NGC | Catalog
CatalogModelsNeMo Speech Synthesis models

NeMo Speech Synthesis models

Logo for NeMo Speech Synthesis models
Description
NeMo Speech Synthesis(Text to Speech or TTS) models contain text to speech models to generate spectrogram from text and vocoder to generate audio from spectrogram
Publisher
NVIDIA
Latest Version
1.0.0a5
Modified
April 4, 2023
Size
1.23 GB

Overview

NVIDIA NeMo toolkit supports Text To Speech (TTS) which is also referred to as Speech Synthesis via a two step procedure. First, a model is used to generate a mel spectrogram from text. Second, a model is used to generate audio from a mel spectrogram. In this collection, Mel Spectrogram Generators Tacotron 2 and Glow-TTS are included.In the audio Generators (Vocoders) section, WaveGlow is included. Using the scripts in the TTS directory, train any of these models for domain specific data. Note: Transfer learning is currently a research area in TTS.

Usage

You can instantiate all these models automatically directly from NGC. To do so, start your script with:

import nemo
import nemo.collections.tts as nemo_tts

Then chose what type of model you would like to instantiate. See table below for the list of model base classes. Then use base_class.from_pretrained(...) method. For example:

# Spectrogram generator which takes text as an input and produces spectrogram
spectrogram_generator = nemo_tts.models.Tacotron2Model.from_pretrained(model_name="Tacotron2-22050Hz")
# Vocoder model which takes spectrogram and produces actual audio
vocoder = nemo_tts.models.WaveGlowModel.from_pretrained(model_name="WaveGlow-22050Hz")

Note that you can also list all available models using API by calling base_class.list_available_models(...) method.

You can also download all models' ".nemo" files in the "File Browser" tab and then instantiate those models with base_class.restore_from(PATH_TO_DOTNEMO_FILE) method. In this case, make sure you are matching NeMo and models' versions.

Here is a list of currently available models together with their base classes and short descriptions.

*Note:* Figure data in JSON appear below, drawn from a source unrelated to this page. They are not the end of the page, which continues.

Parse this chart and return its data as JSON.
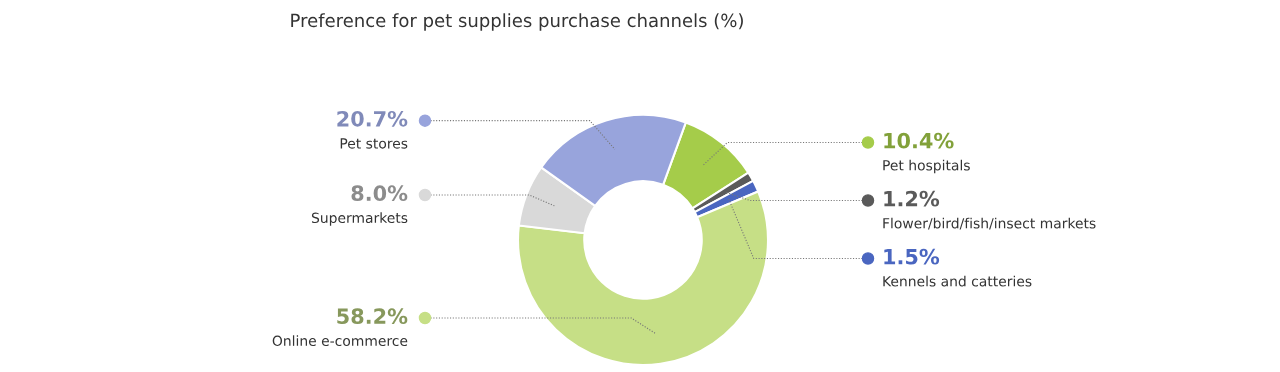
{
  "chart_data": {
    "type": "donut",
    "title": "Preference for pet supplies purchase channels (%)",
    "categories": [
      "Pet hospitals",
      "Flower/bird/fish/insect markets",
      "Kennels and catteries",
      "Online e-commerce",
      "Supermarkets",
      "Pet stores"
    ],
    "values": [
      10.4,
      1.2,
      1.5,
      58.2,
      8.0,
      20.7
    ],
    "value_labels": [
      "10.4%",
      "1.2%",
      "1.5%",
      "58.2%",
      "8.0%",
      "20.7%"
    ],
    "colors": [
      "#a5cc4a",
      "#5a5a5a",
      "#4a66c0",
      "#c6df86",
      "#d9d9d9",
      "#98a4dc"
    ],
    "legend": false
  }
}
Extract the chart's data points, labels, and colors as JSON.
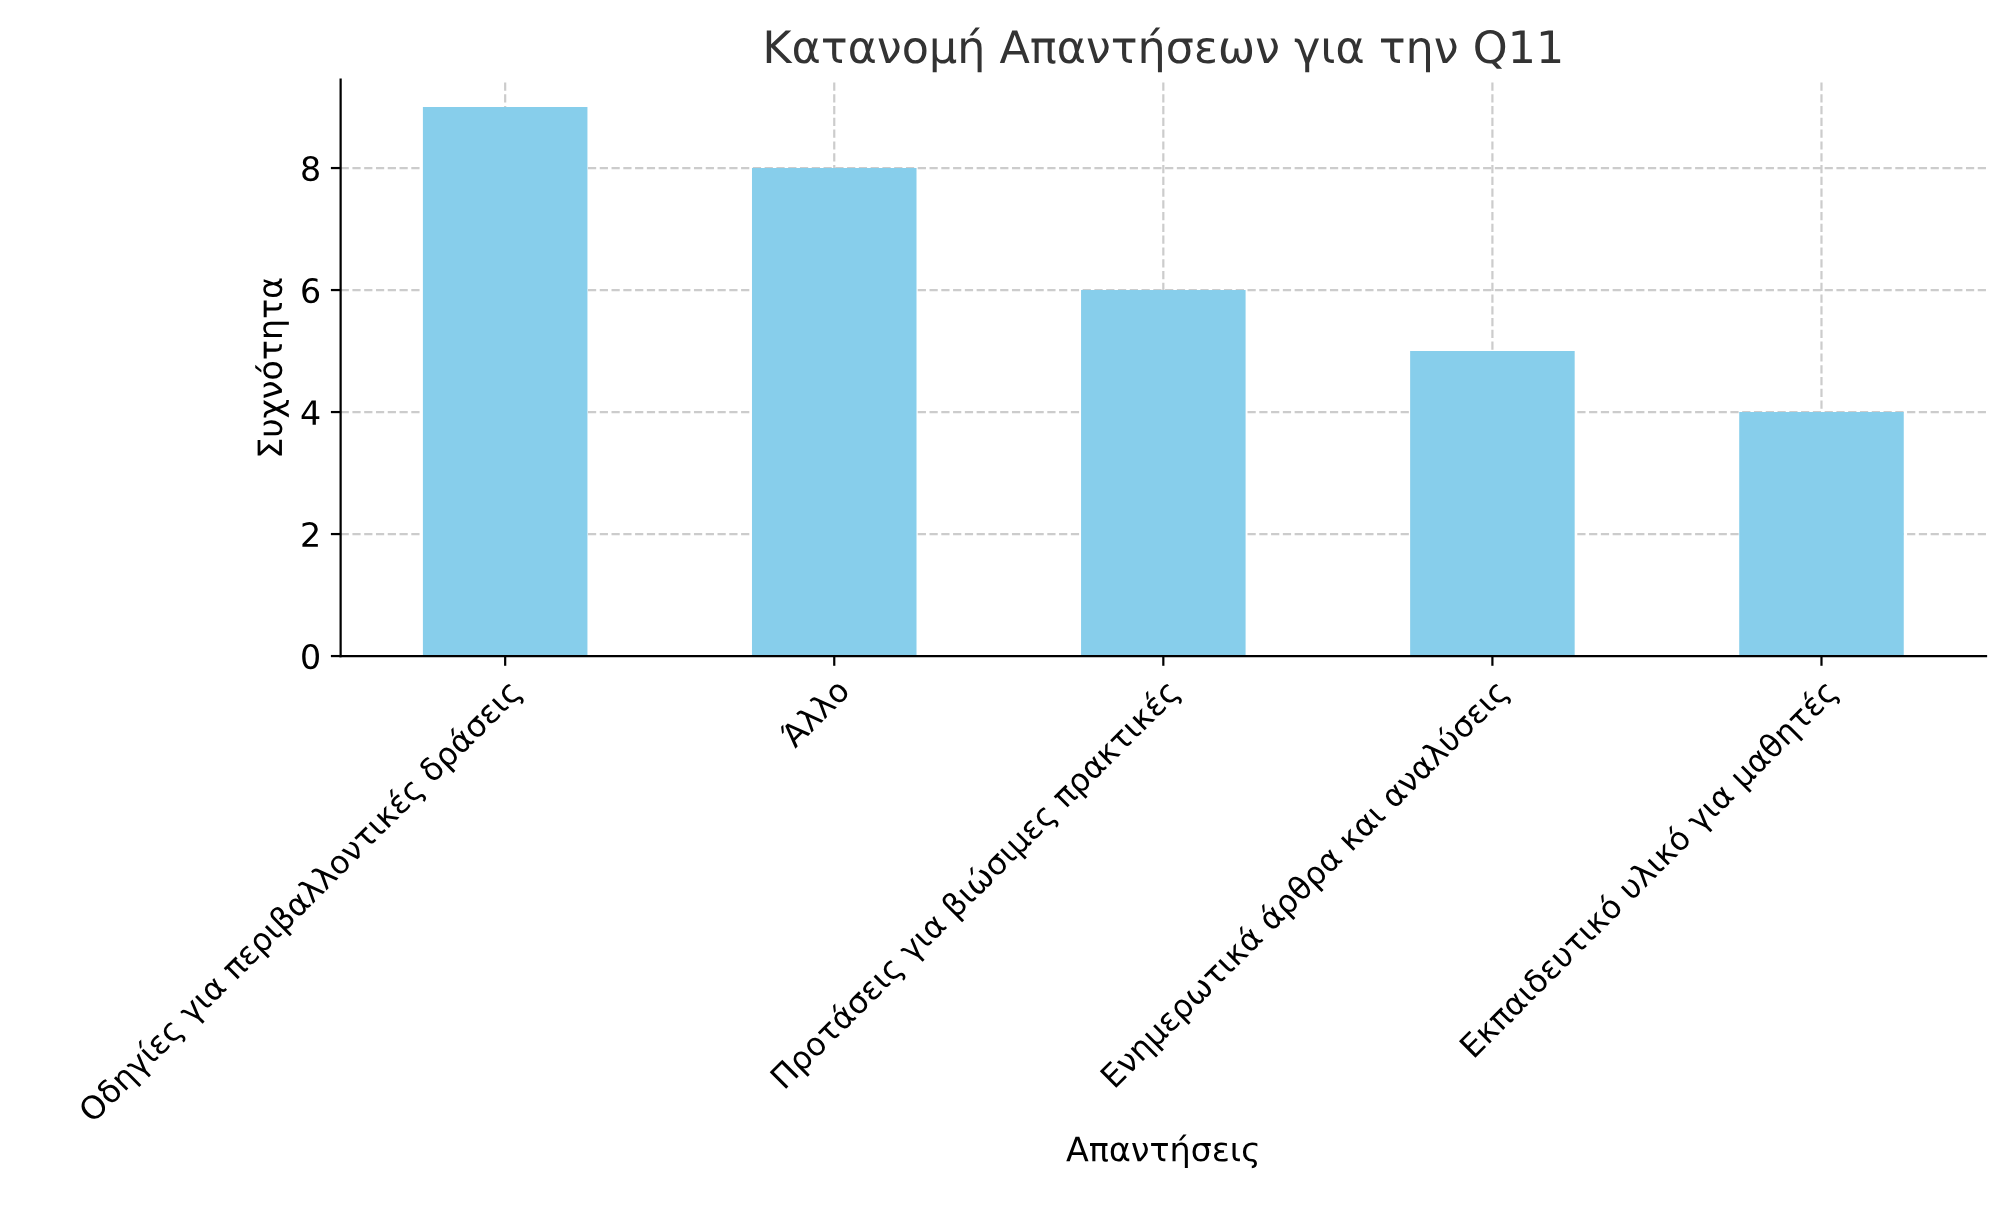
{
  "chart_data": {
    "type": "bar",
    "title": "Κατανομή Απαντήσεων για την Q11",
    "xlabel": "Απαντήσεις",
    "ylabel": "Συχνότητα",
    "categories": [
      "Οδηγίες για περιβαλλοντικές δράσεις",
      "Άλλο",
      "Προτάσεις για βιώσιμες πρακτικές",
      "Ενημερωτικά άρθρα και αναλύσεις",
      "Εκπαιδευτικό υλικό για μαθητές"
    ],
    "values": [
      9,
      8,
      6,
      5,
      4
    ],
    "color": "#87ceeb",
    "ylim": [
      0,
      9.45
    ],
    "yticks": [
      0,
      2,
      4,
      6,
      8
    ],
    "grid": true,
    "legend": false
  }
}
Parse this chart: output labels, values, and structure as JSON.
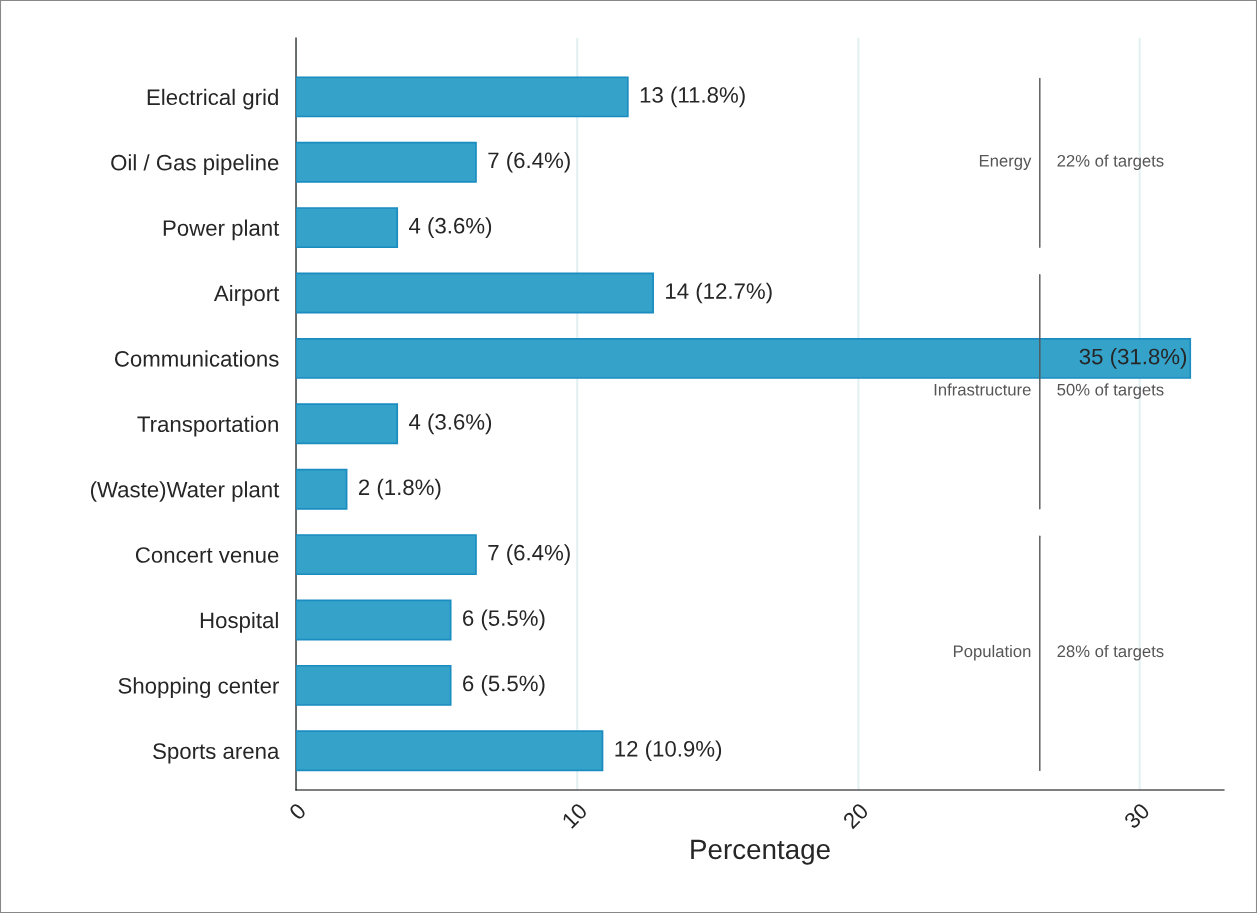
{
  "chart_data": {
    "type": "bar",
    "orientation": "horizontal",
    "xlabel": "Percentage",
    "categories": [
      "Electrical grid",
      "Oil / Gas pipeline",
      "Power plant",
      "Airport",
      "Communications",
      "Transportation",
      "(Waste)Water plant",
      "Concert venue",
      "Hospital",
      "Shopping center",
      "Sports arena"
    ],
    "values": [
      11.8,
      6.4,
      3.6,
      12.7,
      31.8,
      3.6,
      1.8,
      6.4,
      5.5,
      5.5,
      10.9
    ],
    "value_labels": [
      "13 (11.8%)",
      "7 (6.4%)",
      "4 (3.6%)",
      "14 (12.7%)",
      "35 (31.8%)",
      "4 (3.6%)",
      "2 (1.8%)",
      "7 (6.4%)",
      "6 (5.5%)",
      "6 (5.5%)",
      "12 (10.9%)"
    ],
    "color": "#34a2c9",
    "xlim": [
      0,
      33
    ],
    "xticks": [
      0,
      10,
      20,
      30
    ],
    "grid": "x",
    "annotations": [
      "Energy",
      "22% of targets",
      "Infrastructure",
      "50% of targets",
      "Population",
      "28% of targets"
    ]
  }
}
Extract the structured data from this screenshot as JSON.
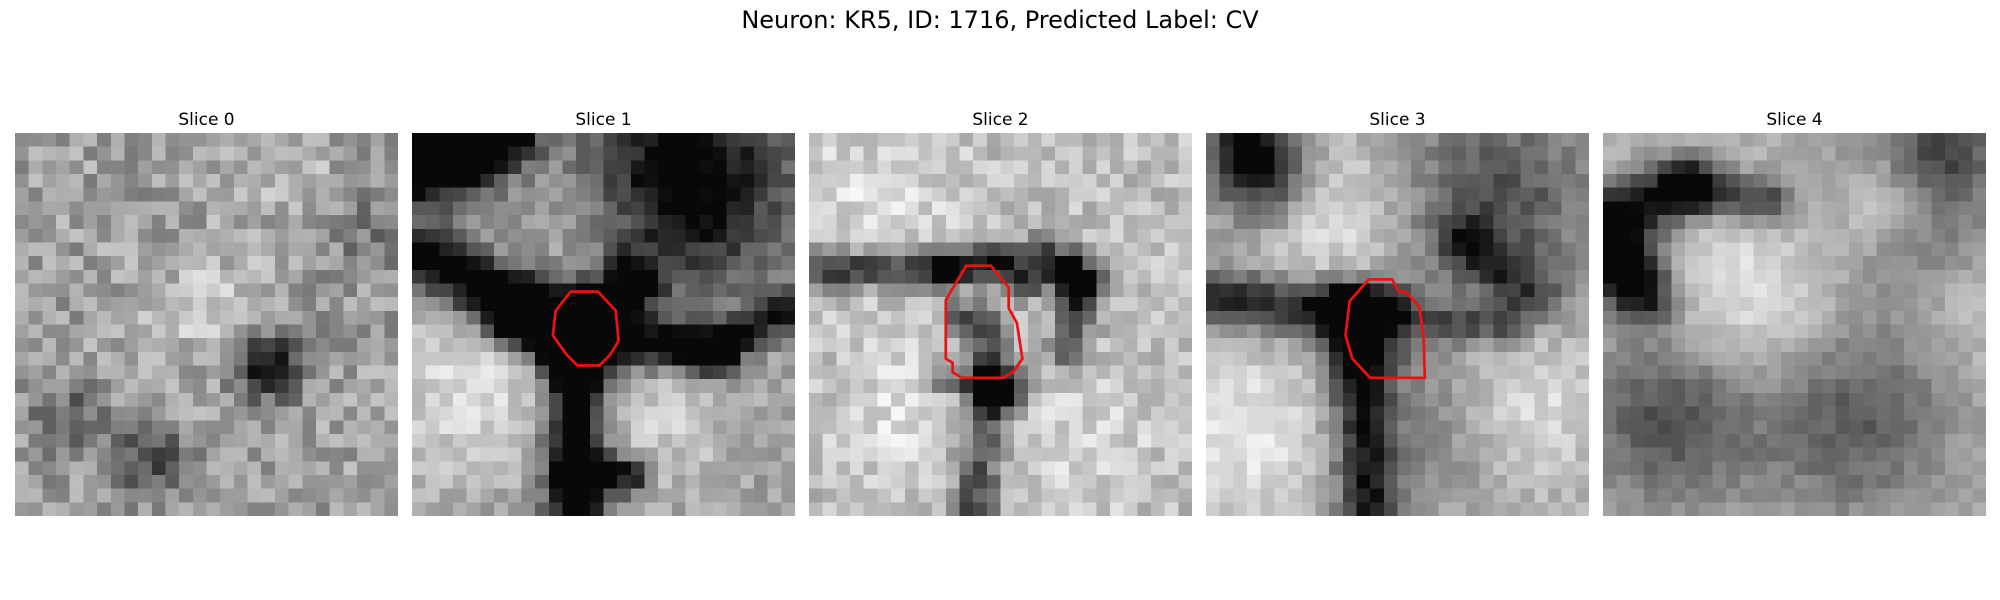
{
  "figure": {
    "title": "Neuron: KR5, ID: 1716, Predicted Label: CV",
    "contour_color": "#ee1111",
    "colormap": "gray",
    "grid_size": 28
  },
  "slices": [
    {
      "title": "Slice 0",
      "has_contour": false
    },
    {
      "title": "Slice 1",
      "has_contour": true
    },
    {
      "title": "Slice 2",
      "has_contour": true
    },
    {
      "title": "Slice 3",
      "has_contour": true
    },
    {
      "title": "Slice 4",
      "has_contour": false
    }
  ]
}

Model name Model Base Class Description
Tacotron2-22050Hz Tacotron2Model This model is trained on LJSpeech sampled at 22050Hz, and can be used to generate female English voices with an American accent.
WaveGlow-22050Hz WaveGlowModel This model is trained on LJSpeech sampled at 22050Hz, and can be used as an universal vocoder.
SqueezeWave-22050Hz SqueezeWaveModel This model is trained on LJSpeech sampled at 22050Hz, and can be used as an universal vocoder.
GlowTTS-22050Hz GlowTTSModel This model is trained on LJSpeech sampled at 22050Hz, and can be used to generate female English voices with an American accent.